The majority of hemangiomas (177/232 or 76%) were classified as focal, while the remaining were diffuse. The distribution of focal lesions localized to one of 22 clusters which each corresponded to margins of embryonic fusion planes known as facial placodes (see Figure). Most focal lesions occurred in the central face (60%). Diffuse hemangiomas were localized within areas marked by embryonal facial placodes of the frontonasal, maxillary, and mandibular areas or segments. Diffuse lesions were also far more commonly complicated by ulceration (51%) than focal lesions (17%). Systemic complications, such as subglottic airway involvement, were associated with diffuse hemangiomas within the mandibular distribution (38% of mandibular lesions) rather than focal hemangiomas (0%), even when the latter appeared in a beard distribution.
Commentary by Albert C. Yan, MD, FAAP
Pediatric Dermatology, Children’s Hospital of Philadelphia, Philadelphia, PA
This provocative series suggests that facial hemangiomas have a nonrandom distribution. Diffuse lesions, which distribute along and within segments defined by embryonal placodes, are more common among females than males (5.7:1) as compared with focal lesions (3:1). These findings imply that there is the possibility of a different pathogenesis for focal and diffuse hemangiomas.
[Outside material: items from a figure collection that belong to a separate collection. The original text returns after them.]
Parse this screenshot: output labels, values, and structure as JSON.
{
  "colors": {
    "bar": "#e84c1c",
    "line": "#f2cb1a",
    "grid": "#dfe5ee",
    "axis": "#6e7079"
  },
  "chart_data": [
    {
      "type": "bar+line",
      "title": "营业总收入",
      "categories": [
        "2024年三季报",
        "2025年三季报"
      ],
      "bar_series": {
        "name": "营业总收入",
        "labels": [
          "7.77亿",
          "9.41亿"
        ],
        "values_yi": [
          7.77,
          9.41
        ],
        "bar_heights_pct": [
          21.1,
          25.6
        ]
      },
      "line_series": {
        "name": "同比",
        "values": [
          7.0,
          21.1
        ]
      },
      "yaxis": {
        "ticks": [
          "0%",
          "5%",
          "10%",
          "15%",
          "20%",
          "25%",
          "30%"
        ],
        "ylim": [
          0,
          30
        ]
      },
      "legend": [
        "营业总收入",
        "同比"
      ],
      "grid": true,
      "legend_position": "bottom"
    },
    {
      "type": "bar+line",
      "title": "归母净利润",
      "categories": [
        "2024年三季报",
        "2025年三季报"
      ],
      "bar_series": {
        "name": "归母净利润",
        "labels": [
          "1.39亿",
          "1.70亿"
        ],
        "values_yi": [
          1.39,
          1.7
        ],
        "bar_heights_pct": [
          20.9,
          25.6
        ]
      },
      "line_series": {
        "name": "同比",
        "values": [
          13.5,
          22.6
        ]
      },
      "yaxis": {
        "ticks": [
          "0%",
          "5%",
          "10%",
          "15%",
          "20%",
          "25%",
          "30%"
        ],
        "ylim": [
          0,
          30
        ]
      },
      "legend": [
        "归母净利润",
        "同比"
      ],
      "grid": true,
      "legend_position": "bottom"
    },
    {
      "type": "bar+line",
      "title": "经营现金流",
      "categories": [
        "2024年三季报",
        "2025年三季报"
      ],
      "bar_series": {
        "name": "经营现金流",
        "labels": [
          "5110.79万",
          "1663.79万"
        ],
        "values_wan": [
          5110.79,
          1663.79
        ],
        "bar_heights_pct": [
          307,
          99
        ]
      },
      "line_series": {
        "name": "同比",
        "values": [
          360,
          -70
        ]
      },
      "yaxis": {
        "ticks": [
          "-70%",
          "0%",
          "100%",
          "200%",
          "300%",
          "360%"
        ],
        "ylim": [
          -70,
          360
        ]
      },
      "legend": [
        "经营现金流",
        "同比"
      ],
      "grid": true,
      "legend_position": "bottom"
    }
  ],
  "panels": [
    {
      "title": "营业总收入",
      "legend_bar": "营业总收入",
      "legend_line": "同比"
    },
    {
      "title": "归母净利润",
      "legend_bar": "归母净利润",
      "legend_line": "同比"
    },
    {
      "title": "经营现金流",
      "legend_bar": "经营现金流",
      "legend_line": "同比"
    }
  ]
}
That infantile hemangiomas distribute as they do may allow physicians to better predict the risk of complications. Questions remain as to whether infantile hemangiomas in other anatomic locations follow a similar paradigm; whether other vascular lesions distribute along similar embryonic planes of fusion or if this is unique to infantile hemangiomas; and why facial hemangiomas localize as they do along these anatomic sites.